For standard vector construction, you need to provide either the transgene sequence information or the ready-to-use transgene plasmid. For sequence information, please provide the complete CDS with detailed annotation. For plasmids, we require 2-5 µg high-quality DNA with concentration ≥100 ng/µL and comprehensive sequence data. If you have specific requirements for promoters, regulatory elements, or vector backbones, please specify in advance. We can also assist with construct design and optimization, including codon optimization and regulatory element selection. All provided materials should be accompanied by detailed documentation including sequence verification, source information, and any relevant safety data.

What quality control parameters do you test for, and what documentation will I receive?

Our comprehensive QC testing package includes:

Identity Testing: Transgene sequencing, restriction mapping
Purity Analysis: SDS-PAGE, SEC-HPLC, residual host cell DNA/protein
Biological Testing: Sterility, endotoxin, mycoplasma
Potency Testing: Physical titer (vp/mL), infectious titer (IFU/mL)
Function Verification: Transgene expression, specific activity

Each batch is delivered with a detailed Certificate of Analysis covering all test results, specifications, and methods. We provide complete documentation including:

Development history and production records
Analytical methods and validation reports
Stability data and storage recommendations
Raw data from key analyses

Additional customized testing can be performed upon request to meet specific requirements.

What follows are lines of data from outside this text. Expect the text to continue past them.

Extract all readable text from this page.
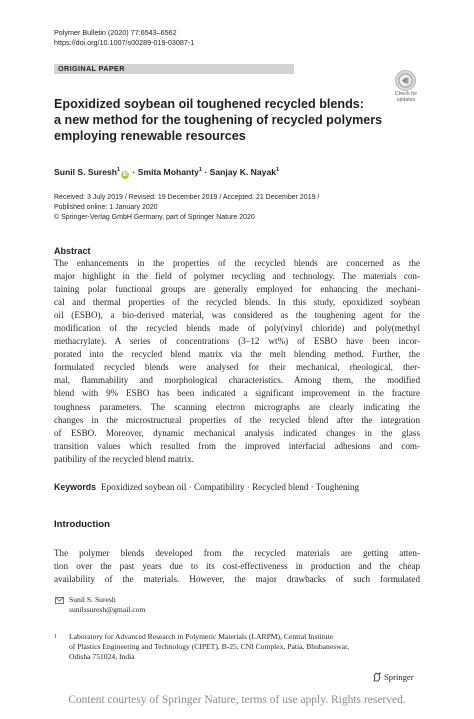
Polymer Bulletin (2020) 77:6543–6562
https://doi.org/10.1007/s00289-019-03087-1
ORIGINAL PAPER
Check for
updates
Epoxidized soybean oil toughened recycled blends:
a new method for the toughening of recycled polymers
employing renewable resources
Sunil S. Suresh$^1$iD · Smita Mohanty$^1$ · Sanjay K. Nayak$^1$
Received: 3 July 2019 / Revised: 19 December 2019 / Accepted: 21 December 2019 /
Published online: 1 January 2020
© Springer-Verlag GmbH Germany, part of Springer Nature 2020
Abstract
The enhancements in the properties of the recycled blends are concerned as the
major highlight in the field of polymer recycling and technology. The materials con-
taining polar functional groups are generally employed for enhancing the mechani-
cal and thermal properties of the recycled blends. In this study, epoxidized soybean
oil (ESBO), a bio-derived material, was considered as the toughening agent for the
modification of the recycled blends made of poly(vinyl chloride) and poly(methyl
methacrylate). A series of concentrations (3–12 wt%) of ESBO have been incor-
porated into the recycled blend matrix via the melt blending method. Further, the
formulated recycled blends were analysed for their mechanical, rheological, ther-
mal, flammability and morphological characteristics. Among them, the modified
blend with 9% ESBO has been indicated a significant improvement in the fracture
toughness parameters. The scanning electron micrographs are clearly indicating the
changes in the microstructural properties of the recycled blend after the integration
of ESBO. Moreover, dynamic mechanical analysis indicated changes in the glass
transition values which resulted from the improved interfacial adhesions and com-
patibility of the recycled blend matrix.
Keywords Epoxidized soybean oil · Compatibility · Recycled blend · Toughening
Introduction
The polymer blends developed from the recycled materials are getting atten-
tion over the past years due to its cost-effectiveness in production and the cheap
availability of the materials. However, the major drawbacks of such formulated
Sunil S. Suresh
sunilssuresh@gmail.com
1	Laboratory for Advanced Research in Polymeric Materials (LARPM), Central Institute
of Plastics Engineering and Technology (CIPET), B-25, CNI Complex, Patia, Bhubaneswar,
Odisha 751024, India
Springer
Content courtesy of Springer Nature, terms of use apply. Rights reserved.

What viral titers and purity levels can I expect for different applications?

Our typical production achieves the following specifications:

Parameters	Research Grade	Development Grade
Physical Titer	1×10^12-13 vp/mL	>1×10¹³ vp/mL
Infectious Titer	1×10^10-11 IFU/mL	>1×10¹¹ IFU/mL
Purity (SEC-HPLC)	>90%	>95%
Host Cell Protein	<100 ng/mg	<50 ng/mg
Host Cell DNA	<10 ng/dose	<5 ng/dose

Specifications can be customized based on your specific requirements. We implement comprehensive optimization strategies to achieve desired quality targets while maintaining high yields. Each batch undergoes thorough testing to ensure consistent quality and performance.